Libya’s Chairman of the High Council of State Khalid al-Mishri slammed the current putschist regime of Abdel Fattah el-Sisi, saying that Mursi’s death was the result of a years-long assassination operation.”
“The assassination began with a coup against the legitimate administration, continued with him being confined to a solitary cell, and finally ended with his being deprived of his basic rights, including medical treatment,” al-Mishri stated.
Morsi, who passed away Monday while in a courtroom facing charges many believed to be politically-motivated, became the president of Egypt in June 2012, after former leader Hosni Mubarak stepped down following mass demonstrations.

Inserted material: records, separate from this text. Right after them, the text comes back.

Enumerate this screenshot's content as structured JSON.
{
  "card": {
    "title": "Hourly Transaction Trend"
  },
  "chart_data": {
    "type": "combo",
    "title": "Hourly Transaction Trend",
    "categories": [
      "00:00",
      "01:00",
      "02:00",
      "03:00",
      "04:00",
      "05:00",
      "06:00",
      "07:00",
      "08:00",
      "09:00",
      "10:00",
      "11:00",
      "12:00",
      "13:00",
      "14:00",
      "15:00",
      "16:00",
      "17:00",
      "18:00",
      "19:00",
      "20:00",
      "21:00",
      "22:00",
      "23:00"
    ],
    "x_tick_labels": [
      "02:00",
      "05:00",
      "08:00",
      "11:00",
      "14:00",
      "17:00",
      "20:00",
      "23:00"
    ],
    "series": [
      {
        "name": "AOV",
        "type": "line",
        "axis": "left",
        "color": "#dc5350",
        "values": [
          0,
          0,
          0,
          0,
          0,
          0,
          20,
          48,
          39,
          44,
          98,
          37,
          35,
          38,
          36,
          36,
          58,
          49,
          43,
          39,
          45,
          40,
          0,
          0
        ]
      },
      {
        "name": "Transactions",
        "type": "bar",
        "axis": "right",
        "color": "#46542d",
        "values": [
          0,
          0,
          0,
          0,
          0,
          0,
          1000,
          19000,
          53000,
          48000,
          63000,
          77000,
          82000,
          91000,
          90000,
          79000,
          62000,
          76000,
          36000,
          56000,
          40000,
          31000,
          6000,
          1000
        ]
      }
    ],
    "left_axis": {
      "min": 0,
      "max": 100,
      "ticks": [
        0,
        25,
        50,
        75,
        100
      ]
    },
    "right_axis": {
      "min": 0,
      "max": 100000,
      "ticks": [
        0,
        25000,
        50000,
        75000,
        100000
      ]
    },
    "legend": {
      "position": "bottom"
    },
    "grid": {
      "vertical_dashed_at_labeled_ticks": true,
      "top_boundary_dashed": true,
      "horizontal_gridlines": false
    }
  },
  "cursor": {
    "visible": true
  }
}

After serving in office for a year, he was deposed at the hands of a military uprising led by Egypt’s current leader Abdul-Fattah el-Sisi.
Since his ouster, Egypt’s post-coup authorities have waged a relentless crackdown on dissent, killing hundreds of the former president’s supporters and throwing thousands in jail on “violence” charges.
Shortly after the coup, Morsi’s party, the Muslim Brotherhood was officially designated a “terrorist organization” in Egypt.
In the aftermath of the military overthrow, then-U.S. President Barack Obama refrained from using “coup” to describe Sisi’s actions, and supported a transition of power in Egypt's government.